Hinds County has the highest preterm birth rate at 16.8 percent of all the counties in the state, a new March of Dimes report card shows, and the state as a whole received an "F" grade. Photo courtesy Flickr/David Salafia
JACKSON More babies are born prematurely in Hinds County than anywhere else in the state, a new report from the March of Dimes shows. The statewide preterm birth rate is high nationally; Mississippi received an "F" grade for a state average rate of 13.6 percent. The preterm birth rate in Hinds County is 16.8 percent. The March of Dimes has started a campaign and goal of each state reaching an 8.1 percent preterm birth rate by 2020.
Babies born prematurely are at a higher risk for health complications than babies born on time. Several factors contribute to an area's high preterm birth rate, Dr. Charlene Collier, a perinatal consultant and OBGYN with the Mississippi Department of Health, said.
Mothers can go into labor early for unknown reasons, and hospitals that offer early elective delivery between 37 and 39 weeks of pregnancy contribute to the county's high preterm birth rate, but other social determinants play into the rate as well.

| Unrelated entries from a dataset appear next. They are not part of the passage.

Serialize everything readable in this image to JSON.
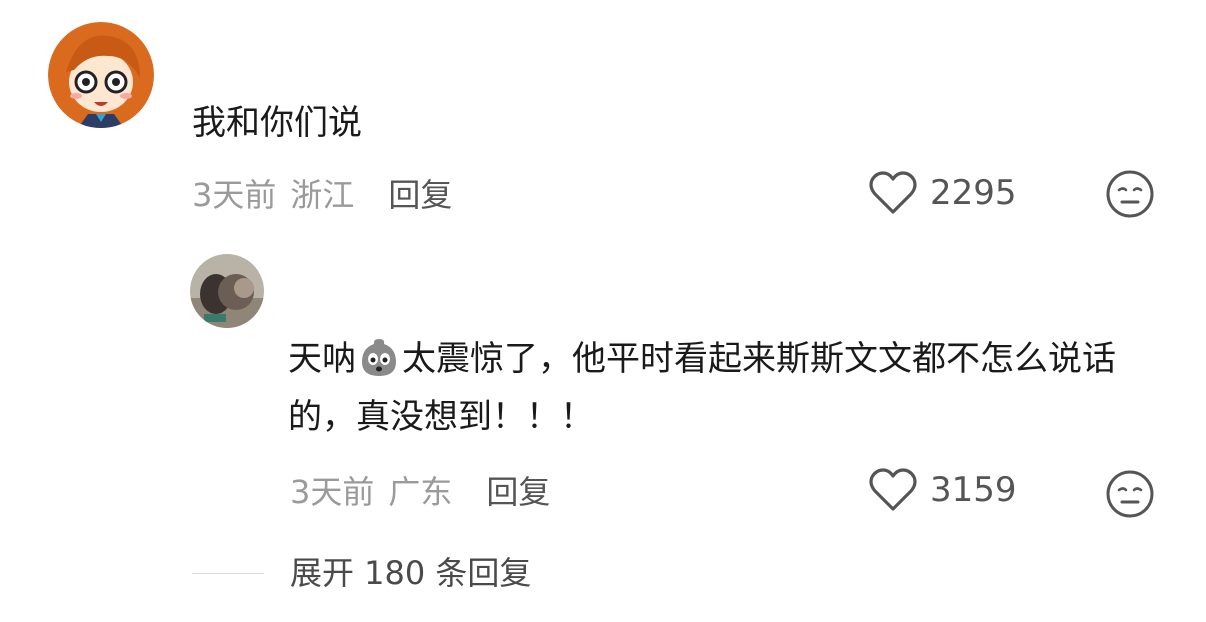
{
  "comments": [
    {
      "text": "我和你们说",
      "time": "3天前",
      "location": "浙江",
      "reply_label": "回复",
      "likes": "2295"
    },
    {
      "text_before_emoji": "天呐",
      "inline_emoji": "scared-face-emoji",
      "text_after_emoji": "太震惊了，他平时看起来斯斯文文都不怎么说话的，真没想到！！！",
      "time": "3天前",
      "location": "广东",
      "reply_label": "回复",
      "likes": "3159"
    }
  ],
  "expand_replies": "展开 180 条回复",
  "icons": {
    "like": "heart-outline-icon",
    "dislike": "neutral-face-icon"
  },
  "colors": {
    "meta_gray": "#9a9a9a",
    "reply_gray": "#555555",
    "text": "#1a1a1a"
  }
}
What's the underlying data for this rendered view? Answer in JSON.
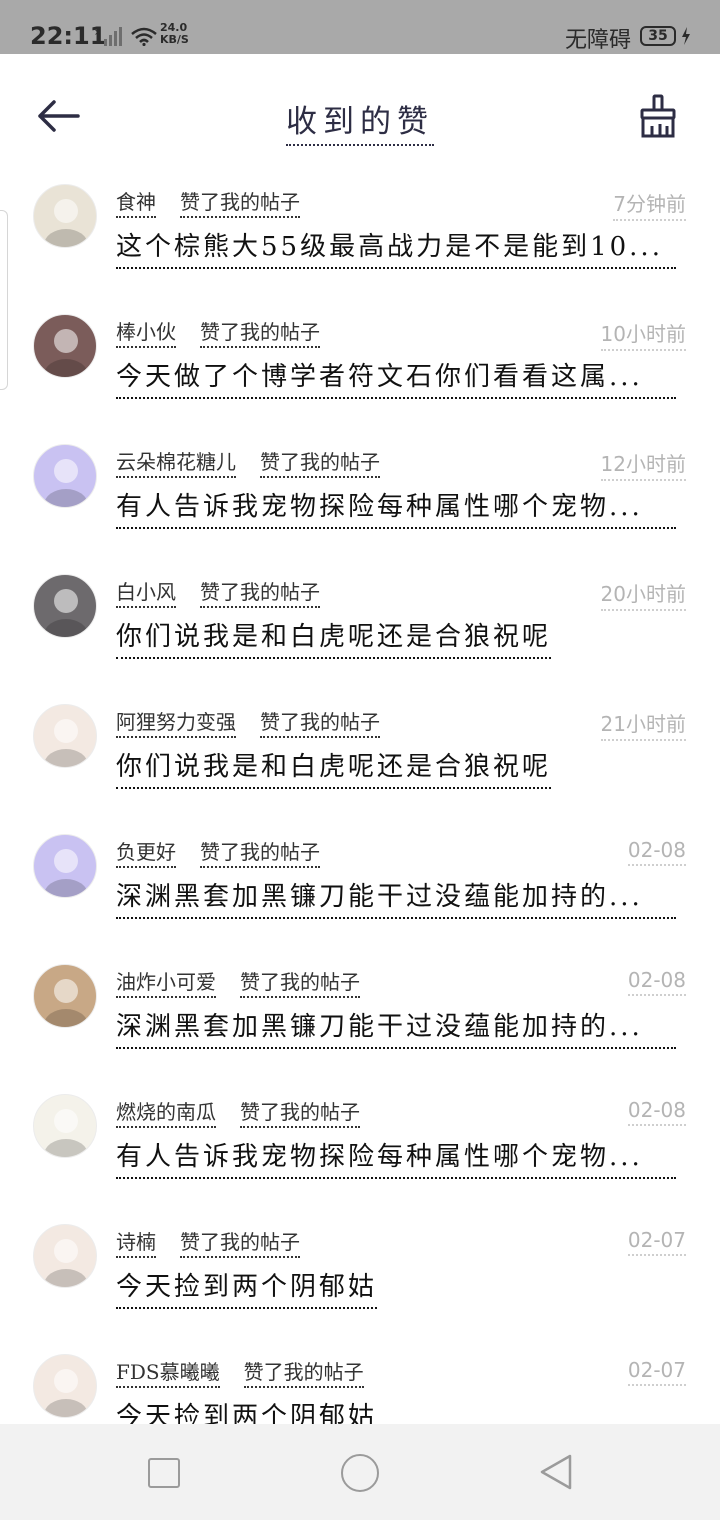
{
  "status_bar": {
    "time": "22:11",
    "speed_value": "24.0",
    "speed_unit": "KB/S",
    "accessibility": "无障碍",
    "battery": "35"
  },
  "header": {
    "title": "收到的赞",
    "back_icon": "arrow-left-icon",
    "clear_icon": "broom-icon"
  },
  "likes": [
    {
      "user": "食神",
      "action": "赞了我的帖子",
      "time": "7分钟前",
      "content": "这个棕熊大55级最高战力是不是能到10...",
      "avatar_color": "#e9e3d6"
    },
    {
      "user": "棒小伙",
      "action": "赞了我的帖子",
      "time": "10小时前",
      "content": "今天做了个博学者符文石你们看看这属...",
      "avatar_color": "#7b5c5a"
    },
    {
      "user": "云朵棉花糖儿",
      "action": "赞了我的帖子",
      "time": "12小时前",
      "content": "有人告诉我宠物探险每种属性哪个宠物...",
      "avatar_color": "#c9c2f2"
    },
    {
      "user": "白小风",
      "action": "赞了我的帖子",
      "time": "20小时前",
      "content": "你们说我是和白虎呢还是合狼祝呢",
      "avatar_color": "#6d6a6d"
    },
    {
      "user": "阿狸努力变强",
      "action": "赞了我的帖子",
      "time": "21小时前",
      "content": "你们说我是和白虎呢还是合狼祝呢",
      "avatar_color": "#f3e9e2"
    },
    {
      "user": "负更好",
      "action": "赞了我的帖子",
      "time": "02-08",
      "content": "深渊黑套加黑镰刀能干过没蕴能加持的...",
      "avatar_color": "#c9c2f2"
    },
    {
      "user": "油炸小可爱",
      "action": "赞了我的帖子",
      "time": "02-08",
      "content": "深渊黑套加黑镰刀能干过没蕴能加持的...",
      "avatar_color": "#c8a886"
    },
    {
      "user": "燃烧的南瓜",
      "action": "赞了我的帖子",
      "time": "02-08",
      "content": "有人告诉我宠物探险每种属性哪个宠物...",
      "avatar_color": "#f4f2ea"
    },
    {
      "user": "诗楠",
      "action": "赞了我的帖子",
      "time": "02-07",
      "content": "今天捡到两个阴郁姑",
      "avatar_color": "#f3e9e2"
    },
    {
      "user": "FDS慕曦曦",
      "action": "赞了我的帖子",
      "time": "02-07",
      "content": "今天捡到两个阴郁姑",
      "avatar_color": "#f3e9e2"
    }
  ],
  "nav": {
    "recent_icon": "square-icon",
    "home_icon": "circle-icon",
    "back_icon": "triangle-back-icon"
  }
}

Women with chronic medical conditions, like high blood pressure and diabetes, as well as women who use tobacco or drugs while pregnant, are at a higher risk to give birth early. Collier said the health department is studying these factors as well as whether pregnancies are planned or unplanned, which could affect that preterm birth rate as well.
"(We have to) do more research to understand which ones may be at play at this particular time," Collier said. "We do see differences among groups, and racial disparity is a really significant problem. African American women are at a much greater risk of preterm delivery than other races."

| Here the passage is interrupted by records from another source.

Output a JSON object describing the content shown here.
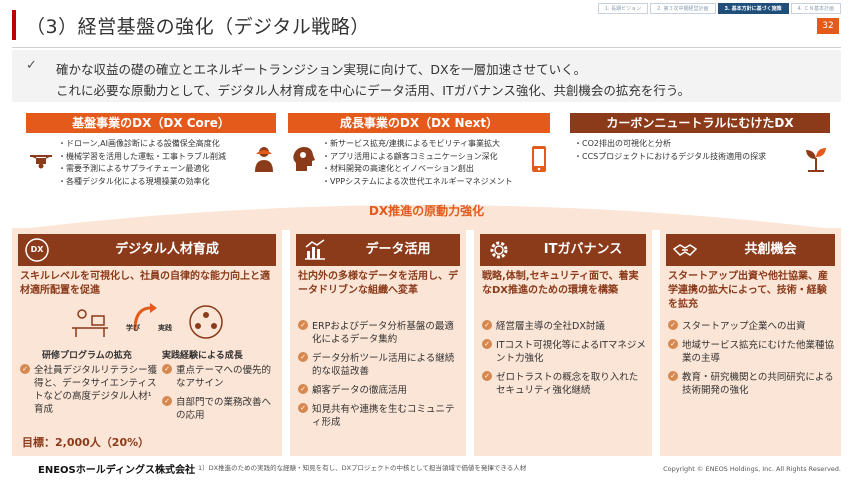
{
  "title": "（3）経営基盤の強化（デジタル戦略）",
  "page_number": "32",
  "steps": [
    {
      "label": "1. 長期ビジョン"
    },
    {
      "label": "2. 第３次中期経営計画"
    },
    {
      "label": "3. 基本方針に基づく施策"
    },
    {
      "label": "4. ＣＮ基本計画"
    }
  ],
  "summary": {
    "line1": "確かな収益の礎の確立とエネルギートランジション実現に向けて、DXを一層加速させていく。",
    "line2": "これに必要な原動力として、デジタル人材育成を中心にデータ活用、ITガバナンス強化、共創機会の拡充を行う。"
  },
  "top_boxes": [
    {
      "title": "基盤事業のDX（DX Core）",
      "items": [
        "ドローン,AI画像診断による設備保全高度化",
        "機械学習を活用した運転・工事トラブル削減",
        "需要予測によるサプライチェーン最適化",
        "各種デジタル化による現場操業の効率化"
      ]
    },
    {
      "title": "成長事業のDX（DX Next）",
      "items": [
        "新サービス拡充/連携によるモビリティ事業拡大",
        "アプリ活用による顧客コミュニケーション深化",
        "材料開発の高速化とイノベーション創出",
        "VPPシステムによる次世代エネルギーマネジメント"
      ]
    },
    {
      "title": "カーボンニュートラルにむけたDX",
      "items": [
        "CO2排出の可視化と分析",
        "CCSプロジェクトにおけるデジタル技術適用の探求"
      ]
    }
  ],
  "arch_label": "DX推進の原動力強化",
  "pillars": [
    {
      "title": "デジタル人材育成",
      "icon_text": "DX",
      "lead": "スキルレベルを可視化し、社員の自律的な能力向上と適材適所配置を促進",
      "learn_label": "学び",
      "practice_label": "実践",
      "sub_left_title": "研修プログラムの拡充",
      "sub_right_title": "実践経験による成長",
      "left_item": "全社員デジタルリテラシー獲得と、データサイエンティストなどの高度デジタル人材¹育成",
      "right_items": [
        "重点テーマへの優先的なアサイン",
        "自部門での業務改善への応用"
      ],
      "goal": "目標：2,000人（20%）"
    },
    {
      "title": "データ活用",
      "lead": "社内外の多様なデータを活用し、データドリブンな組織へ変革",
      "items": [
        "ERPおよびデータ分析基盤の最適化によるデータ集約",
        "データ分析ツール活用による継続的な収益改善",
        "顧客データの徹底活用",
        "知見共有や連携を生むコミュニティ形成"
      ]
    },
    {
      "title": "ITガバナンス",
      "lead": "戦略,体制,セキュリティ面で、着実なDX推進のための環境を構築",
      "items": [
        "経営層主導の全社DX討議",
        "ITコスト可視化等によるITマネジメント力強化",
        "ゼロトラストの概念を取り入れたセキュリティ強化継続"
      ]
    },
    {
      "title": "共創機会",
      "lead": "スタートアップ出資や他社協業、産学連携の拡大によって、技術・経験を拡充",
      "items": [
        "スタートアップ企業への出資",
        "地域サービス拡充にむけた他業種協業の主導",
        "教育・研究機関との共同研究による技術開発の強化"
      ]
    }
  ],
  "footer": {
    "logo": "ENEOSホールディングス株式会社",
    "footnote": "1）DX推進のための実践的な経験・知見を有し、DXプロジェクトの中核として担当領域で価値を発揮できる人材",
    "copyright": "Copyright © ENEOS Holdings, Inc. All Rights Reserved."
  },
  "colors": {
    "accent_orange": "#e35a1b",
    "dark_brown": "#8b3a1a",
    "pillar_bg": "#fbe5d6",
    "title_bar": "#c00000",
    "step_active": "#1f4e79"
  }
}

In Mississippi the preterm birth rate for black women is 46 percent higher than the rate among all other women, the 2017 March of Dimes report card shows.

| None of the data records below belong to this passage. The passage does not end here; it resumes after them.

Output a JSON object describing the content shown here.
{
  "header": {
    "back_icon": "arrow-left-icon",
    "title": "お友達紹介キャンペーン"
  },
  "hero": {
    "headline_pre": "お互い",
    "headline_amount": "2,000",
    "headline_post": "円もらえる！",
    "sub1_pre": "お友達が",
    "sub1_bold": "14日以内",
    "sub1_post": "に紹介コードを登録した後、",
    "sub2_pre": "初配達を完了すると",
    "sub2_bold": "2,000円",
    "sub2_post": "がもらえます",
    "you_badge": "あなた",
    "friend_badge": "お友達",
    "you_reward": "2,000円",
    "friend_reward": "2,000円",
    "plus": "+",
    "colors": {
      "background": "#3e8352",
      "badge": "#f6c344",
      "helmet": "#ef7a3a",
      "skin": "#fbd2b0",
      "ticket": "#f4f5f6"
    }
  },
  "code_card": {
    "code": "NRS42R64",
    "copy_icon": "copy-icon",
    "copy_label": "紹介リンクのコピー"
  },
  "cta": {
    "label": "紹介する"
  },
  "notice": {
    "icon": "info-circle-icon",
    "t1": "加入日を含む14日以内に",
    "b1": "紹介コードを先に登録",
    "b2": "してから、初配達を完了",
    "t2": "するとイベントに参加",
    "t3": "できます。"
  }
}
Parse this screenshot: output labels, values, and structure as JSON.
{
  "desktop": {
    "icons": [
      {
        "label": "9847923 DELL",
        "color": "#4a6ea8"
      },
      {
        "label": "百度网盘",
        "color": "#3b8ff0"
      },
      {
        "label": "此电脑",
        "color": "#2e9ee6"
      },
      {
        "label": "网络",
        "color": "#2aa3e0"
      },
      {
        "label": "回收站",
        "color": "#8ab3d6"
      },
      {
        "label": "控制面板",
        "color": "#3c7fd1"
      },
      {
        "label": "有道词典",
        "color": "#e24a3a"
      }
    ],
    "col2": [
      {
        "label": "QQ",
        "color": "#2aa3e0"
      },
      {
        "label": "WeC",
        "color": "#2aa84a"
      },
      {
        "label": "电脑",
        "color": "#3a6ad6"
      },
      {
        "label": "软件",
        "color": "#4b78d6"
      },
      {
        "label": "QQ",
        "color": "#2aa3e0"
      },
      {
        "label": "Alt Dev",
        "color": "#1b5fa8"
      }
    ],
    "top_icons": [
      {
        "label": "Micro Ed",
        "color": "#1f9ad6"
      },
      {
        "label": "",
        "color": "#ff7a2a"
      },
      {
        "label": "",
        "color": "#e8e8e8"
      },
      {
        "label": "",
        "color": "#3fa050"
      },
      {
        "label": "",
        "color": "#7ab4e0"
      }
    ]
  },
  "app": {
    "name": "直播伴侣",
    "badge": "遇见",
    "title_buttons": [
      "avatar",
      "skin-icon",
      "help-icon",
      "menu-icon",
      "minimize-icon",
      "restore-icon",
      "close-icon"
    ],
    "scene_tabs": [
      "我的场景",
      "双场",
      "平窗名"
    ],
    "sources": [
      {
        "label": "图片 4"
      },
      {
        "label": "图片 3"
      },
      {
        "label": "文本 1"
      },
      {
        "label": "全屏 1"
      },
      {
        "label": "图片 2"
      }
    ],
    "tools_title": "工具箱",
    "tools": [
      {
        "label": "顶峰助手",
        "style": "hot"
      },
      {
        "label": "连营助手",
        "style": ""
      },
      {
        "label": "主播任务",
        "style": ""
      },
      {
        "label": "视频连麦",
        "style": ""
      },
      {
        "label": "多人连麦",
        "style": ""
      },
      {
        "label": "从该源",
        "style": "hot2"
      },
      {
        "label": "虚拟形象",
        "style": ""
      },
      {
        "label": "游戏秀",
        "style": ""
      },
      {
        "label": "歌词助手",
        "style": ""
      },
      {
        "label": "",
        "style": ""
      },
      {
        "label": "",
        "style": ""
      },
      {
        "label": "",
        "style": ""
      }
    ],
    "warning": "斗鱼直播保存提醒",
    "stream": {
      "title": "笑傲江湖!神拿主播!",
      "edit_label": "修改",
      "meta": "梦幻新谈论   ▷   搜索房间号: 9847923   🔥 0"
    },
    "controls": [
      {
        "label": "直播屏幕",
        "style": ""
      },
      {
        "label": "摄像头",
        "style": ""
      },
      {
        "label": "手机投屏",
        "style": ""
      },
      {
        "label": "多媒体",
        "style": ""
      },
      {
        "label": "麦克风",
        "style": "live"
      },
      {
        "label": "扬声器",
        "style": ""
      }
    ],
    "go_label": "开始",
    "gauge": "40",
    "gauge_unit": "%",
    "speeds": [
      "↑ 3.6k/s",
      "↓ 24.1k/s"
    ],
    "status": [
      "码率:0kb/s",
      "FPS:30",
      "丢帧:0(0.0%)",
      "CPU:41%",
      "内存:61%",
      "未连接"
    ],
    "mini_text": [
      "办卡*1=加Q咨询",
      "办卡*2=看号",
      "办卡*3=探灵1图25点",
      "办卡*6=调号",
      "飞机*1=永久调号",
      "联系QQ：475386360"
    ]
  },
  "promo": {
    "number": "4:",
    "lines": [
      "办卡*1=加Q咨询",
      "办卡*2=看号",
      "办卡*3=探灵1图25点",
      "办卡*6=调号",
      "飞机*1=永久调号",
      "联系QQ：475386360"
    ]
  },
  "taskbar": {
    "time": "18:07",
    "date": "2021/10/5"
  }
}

Socioeconomics could also affect Hinds County and the state's high preterm birth rate.
"We do see higher rates of preterm births in lower socioeconomic status (regions). ... It's not the entire reason behind that because we do see preterm births in all socioeconomic levels, but we do see a slight decline with higher socioeconomic status," Collier told the Jackson Free Press.
Because preterm births are usually caused by several factors, Collier said trying to help moms be as healthy as possible during pregnancy is important. Previously having a preterm birth is another indicator of preterm birth. Progesterone therapy can help reduce that risk, and the health department and insurers across the state are working to make that therapy accessible to women in the state, Collier said.